Awareness Makes Me Higher

 

Throughout C.S. Lewis’ story “The Lion, The Witch, And the Wardrobe” he presents a hierarchy of characters. C.S. Lewis determines this hierarchy by dividing those who are good, those who are evil and those who are both. He does this by presenting those characters that have complete control over their actions and those characters that can only do so instinctively.  At the bottom of the hierarchy, are the animals and trees, above them are the Pevensie children and Mr. Tumnus, above them is the White Witch, and finally at the highest level is Aslan.                                                                                                              

Within his hierarchy, Lewis places the animals and trees on the bottom. “‘They’re good birds in all the stories I’ve read. I’m sure a robin wouldn’t be on the wrong side… [Similarly] most of [the trees] are on our side, but there are trees that would betray us to her’” (Lewis 67-73). The trees and the animals share a common bond.  Both the animals of the story and the trees can only be good or bad, neither can be both. These characters are on the bottom of the hierarchy because they cannot change from bad to good or vice versa instead they can only act on instinct.                                                                                        

The next level of the hierarchy contains both the Pevensie children and Mr. Tumnus. “It wasn’t a very good excuse, however, for deep down inside of him he really knew that the White Witch was bad and cruel” (Lewis 97).
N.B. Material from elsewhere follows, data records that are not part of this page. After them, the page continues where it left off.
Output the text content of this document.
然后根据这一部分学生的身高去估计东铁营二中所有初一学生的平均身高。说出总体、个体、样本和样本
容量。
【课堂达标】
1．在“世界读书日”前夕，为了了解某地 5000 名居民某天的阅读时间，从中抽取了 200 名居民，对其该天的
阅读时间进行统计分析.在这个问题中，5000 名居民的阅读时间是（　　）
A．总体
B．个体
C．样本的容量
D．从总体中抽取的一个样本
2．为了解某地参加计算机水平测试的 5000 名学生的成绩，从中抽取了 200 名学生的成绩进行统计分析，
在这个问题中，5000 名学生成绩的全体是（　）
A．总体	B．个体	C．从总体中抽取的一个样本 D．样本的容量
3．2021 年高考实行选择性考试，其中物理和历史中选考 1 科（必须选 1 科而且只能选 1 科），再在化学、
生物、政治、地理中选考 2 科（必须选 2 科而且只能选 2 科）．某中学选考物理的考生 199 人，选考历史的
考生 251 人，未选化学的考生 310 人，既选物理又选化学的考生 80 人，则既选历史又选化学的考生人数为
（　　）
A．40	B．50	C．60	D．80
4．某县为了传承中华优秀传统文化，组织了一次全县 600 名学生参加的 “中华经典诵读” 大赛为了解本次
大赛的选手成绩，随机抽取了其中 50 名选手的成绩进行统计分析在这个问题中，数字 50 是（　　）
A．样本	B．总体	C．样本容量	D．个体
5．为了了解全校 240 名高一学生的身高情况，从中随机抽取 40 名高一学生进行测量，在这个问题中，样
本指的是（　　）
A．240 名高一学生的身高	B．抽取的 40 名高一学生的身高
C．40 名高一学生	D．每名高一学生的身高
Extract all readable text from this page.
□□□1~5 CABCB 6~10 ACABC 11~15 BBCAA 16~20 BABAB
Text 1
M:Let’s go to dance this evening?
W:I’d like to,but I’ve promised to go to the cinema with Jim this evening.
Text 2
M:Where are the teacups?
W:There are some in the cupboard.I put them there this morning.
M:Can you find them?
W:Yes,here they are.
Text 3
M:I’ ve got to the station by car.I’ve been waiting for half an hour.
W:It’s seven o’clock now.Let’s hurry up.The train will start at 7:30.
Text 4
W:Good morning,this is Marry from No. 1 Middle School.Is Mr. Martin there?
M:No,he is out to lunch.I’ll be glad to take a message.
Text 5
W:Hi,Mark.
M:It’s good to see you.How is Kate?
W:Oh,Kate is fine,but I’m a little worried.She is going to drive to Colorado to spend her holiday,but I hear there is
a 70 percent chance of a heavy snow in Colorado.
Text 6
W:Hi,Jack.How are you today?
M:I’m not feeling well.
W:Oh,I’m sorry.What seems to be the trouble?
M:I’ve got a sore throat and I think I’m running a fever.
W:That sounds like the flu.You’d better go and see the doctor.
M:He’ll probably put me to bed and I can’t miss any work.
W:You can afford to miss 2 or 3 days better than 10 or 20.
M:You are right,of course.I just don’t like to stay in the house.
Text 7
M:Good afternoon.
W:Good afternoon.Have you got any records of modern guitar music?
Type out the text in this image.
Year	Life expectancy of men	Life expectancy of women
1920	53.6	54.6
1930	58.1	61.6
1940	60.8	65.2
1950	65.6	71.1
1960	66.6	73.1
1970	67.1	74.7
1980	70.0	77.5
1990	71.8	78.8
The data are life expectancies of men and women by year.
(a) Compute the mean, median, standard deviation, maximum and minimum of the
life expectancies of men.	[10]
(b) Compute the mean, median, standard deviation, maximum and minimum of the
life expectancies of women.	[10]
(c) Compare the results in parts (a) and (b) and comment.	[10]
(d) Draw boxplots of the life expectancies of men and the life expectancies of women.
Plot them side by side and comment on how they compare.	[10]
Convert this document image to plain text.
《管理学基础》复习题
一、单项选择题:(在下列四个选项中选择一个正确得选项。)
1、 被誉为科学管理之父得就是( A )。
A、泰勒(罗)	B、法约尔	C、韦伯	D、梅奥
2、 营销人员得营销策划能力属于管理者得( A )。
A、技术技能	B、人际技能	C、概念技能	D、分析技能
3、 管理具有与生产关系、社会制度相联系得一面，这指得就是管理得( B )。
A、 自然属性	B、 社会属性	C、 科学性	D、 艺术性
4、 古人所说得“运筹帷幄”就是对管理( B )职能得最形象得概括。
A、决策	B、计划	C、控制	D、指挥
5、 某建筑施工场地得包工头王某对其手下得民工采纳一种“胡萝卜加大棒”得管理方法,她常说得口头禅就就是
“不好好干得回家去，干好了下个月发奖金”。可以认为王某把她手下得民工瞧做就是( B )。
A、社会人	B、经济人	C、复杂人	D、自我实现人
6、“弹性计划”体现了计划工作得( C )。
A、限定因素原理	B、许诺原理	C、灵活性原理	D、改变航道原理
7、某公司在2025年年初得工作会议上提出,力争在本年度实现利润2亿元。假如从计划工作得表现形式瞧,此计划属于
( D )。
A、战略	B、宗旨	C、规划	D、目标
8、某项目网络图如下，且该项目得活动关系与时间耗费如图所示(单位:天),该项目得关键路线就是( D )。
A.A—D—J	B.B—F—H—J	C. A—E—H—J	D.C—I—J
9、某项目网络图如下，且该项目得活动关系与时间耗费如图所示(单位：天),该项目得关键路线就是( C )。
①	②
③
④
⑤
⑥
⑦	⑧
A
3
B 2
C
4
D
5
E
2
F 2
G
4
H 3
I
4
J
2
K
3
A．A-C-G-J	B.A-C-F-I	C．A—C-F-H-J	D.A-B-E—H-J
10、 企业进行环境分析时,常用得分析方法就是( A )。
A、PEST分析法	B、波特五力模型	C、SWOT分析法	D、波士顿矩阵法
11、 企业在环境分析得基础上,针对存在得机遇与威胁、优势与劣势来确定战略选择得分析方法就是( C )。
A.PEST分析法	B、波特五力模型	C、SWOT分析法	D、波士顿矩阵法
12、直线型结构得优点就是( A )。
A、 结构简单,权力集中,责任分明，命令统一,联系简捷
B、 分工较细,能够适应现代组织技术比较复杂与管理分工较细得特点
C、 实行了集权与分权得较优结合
Although Edmund starts out as a loathsome character, he soon realizes the evil he has caused and starts out on a new path towards redemption. Like Edmund, Mr. Tumnus also finds redemption after he too sees the error of his ways. “‘Of course I can’t give you up to the White Witch; not now that I know you’” (Lewis 22). Though he knows that letting Lucy leave may cause his ruin, Mr. Tumnus does it anyway because he knows that it is right. This level of the hierarchy is rather important to the structure because it shows human and half human characters who can be both good and evil.

In the next level of the hierarchy is the White Witch. “‘Now I will kill you instead of him…But when you are dead what will prevent me from killing him as well? In this knowledge despair and die’” (Lewis 170). The White Witch is completely evil. She is the temptress of all chacters. The White Witch is a slave to her own selfishness and cannot be good. She is an animal in humanlike form because she acts on her instincts and own personal gain.

Finally the highest level of the hierarchy contains Aslan.  “‘[W]hen a willing victim who had committed no treachery was killed in a traitor’s stead the table would crack and Death itself would start working backwards’” (Lewis 179)Through Aslan’s sacrifice Edmund is able to be redeemed. In contrast to the Witch, Aslan is all good and helps others to achieve goodness. Though an animal, Aslan embodies human characteristics; he is even greater than that because he is pure of heart.

The many character of C.S. Lewis’ story live within a hierarchy of Narnian society which presents both the good and evil of the story, who can control their actions and those who cannot. The level of awareness of each character determines his or her level within the hierarchy.  By presenting the different levels of characters Lewis teaches his audience – mainly children – that one is responsible for his or her actions.

 

One response to “Awareness Makes Me Higher

  1. Great blog! You used great quotes and have a unique insight on the White Witch. I loved your last sentence on the paragraph about her. In the second paragraph you argue that the animals & trees are the lowest hierarchy because they cannot be both good and bad. In contrast, your quote shows that some of the trees are good but will then turn against them. (they can be good and bad) I could argue that Mr. & Mrs. Beaver are always good and do not listen to their animal instinct.Their animal instinct would be to go on the witch’s side to avoid danger however they make the decision to stay good citizens (help the Pevensie children), even though its a risk to their lives.